Students are involved in all aspects of MAE research, and student design-and-build teams have taken part in national and international competitions. Examples include:

  • Gator Theme Park Engineering and Design (TPED) Club members won 1st Place Overall, Best Rollercoaster, and Best Mechanical Design at the 2018 Ryerson Invitational Thrill Design Competition presented by Universal Creative; and two Gator TPED teams won 1st Place and 3rd Place respectively in the 2018 Cornell Design Competition.
  • The University of Florida student team captured the top spot in the American Society of Mechanical Engineers’ Student Design competition in 2019.
  • American Institute of Aeronautics & Astronautics student members from UF compete in several design competitions, including Design/Build/Fly and the NASA-sponsored Hybrid Rocket programs.
  • Generational Relief in Prosthetics (GRiP) members design and manufacture 3D-printed assistive devices, adaptive controllers and toys, and many other projects to aid children with upper limb differences. They also conduct research in a variety of areas and strive to educate the community on STEM through outreach activities.

Dr. Dixon envisions the future of the department not just in terms of overall growth, but also through inventive synergies with new technologies and innovations. “Mechanical and Aerospace Engineering are disciplines focused on the conservation of and conversion of energy and forces and their effects on motion. At UF, we seek new frontiers in these disciplines. We aspire to improve our understanding of the universe from the atomistic scale interactions of materials to physics at a planetary scale. As we explore increasingly complex systems, we are expanding our expertise in the fusion of dynamics and information through pioneering efforts in robotics, cyber-physical systems, and artificial intelligence,” he said. 

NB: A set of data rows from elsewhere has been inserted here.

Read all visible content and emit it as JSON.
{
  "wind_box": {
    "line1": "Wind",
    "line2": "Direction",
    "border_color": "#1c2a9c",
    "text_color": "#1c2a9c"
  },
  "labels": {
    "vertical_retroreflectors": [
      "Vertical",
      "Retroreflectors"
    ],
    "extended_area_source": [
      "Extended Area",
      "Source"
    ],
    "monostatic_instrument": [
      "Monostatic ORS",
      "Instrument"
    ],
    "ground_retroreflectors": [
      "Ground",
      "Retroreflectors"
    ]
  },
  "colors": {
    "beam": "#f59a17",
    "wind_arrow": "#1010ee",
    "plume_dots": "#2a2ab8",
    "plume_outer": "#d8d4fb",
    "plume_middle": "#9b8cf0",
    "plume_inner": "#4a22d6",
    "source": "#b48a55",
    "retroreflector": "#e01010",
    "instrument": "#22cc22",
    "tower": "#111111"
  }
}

In addition to his MAE position, Dr. Dixon also holds an Affiliate appointment in the Department of Electrical Engineering. He has served as the Director of Operations and an elected member of the Board of Governors for the IEEE Control Systems Society. He was recently awarded the IEEE Control Systems Society Distinguished Member Award for his technical contributions and service to the community. He was also awarded the Air Force Commander’s Public Service Award for his contributions to the U.S. Air Force Science Advisory Board.

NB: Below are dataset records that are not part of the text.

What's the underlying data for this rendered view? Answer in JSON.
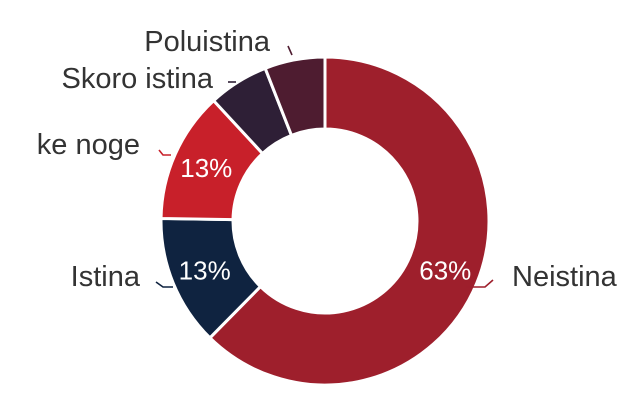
{
  "chart_data": {
    "type": "pie",
    "variant": "donut",
    "title": "",
    "legend": "none",
    "slices": [
      {
        "name": "Neistina",
        "value": 63,
        "label": "63%",
        "color": "#9e1f2c"
      },
      {
        "name": "Istina",
        "value": 13,
        "label": "13%",
        "color": "#0f2340"
      },
      {
        "name": "ke noge",
        "value": 13,
        "label": "13%",
        "color": "#c8202a"
      },
      {
        "name": "Skoro istina",
        "value": 6,
        "label": "",
        "color": "#2e1f36"
      },
      {
        "name": "Poluistina",
        "value": 6,
        "label": "",
        "color": "#4e1c30"
      }
    ]
  }
}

Dr. Dixon received his B.S. and Ph.D. degrees in Electrical Engineering from Clemson University. Before joining the University of Florida, he worked in the robotics group at the prestigious Oak Ridge National Laboratory as a Eugene Wigner Fellow. He has authored or co-authored approximately 500 peer-reviewed articles, including four research monographs, which have been cited over 13,500 times (h-index 59). His work has been recognized by a number of early and mid-career, best paper, and student mentoring awards, and he is an ASME and IEEE Fellow for his contributions to control methods developed for uncertain nonlinear systems. His research has been continuously funded by the National Science Foundation since his early CAREER Award, with the majority of his funding coming from the Department of Defense. He is currently the lead investigator at the AFOSR Center of Excellence on Assured Autonomy in Contested Environments.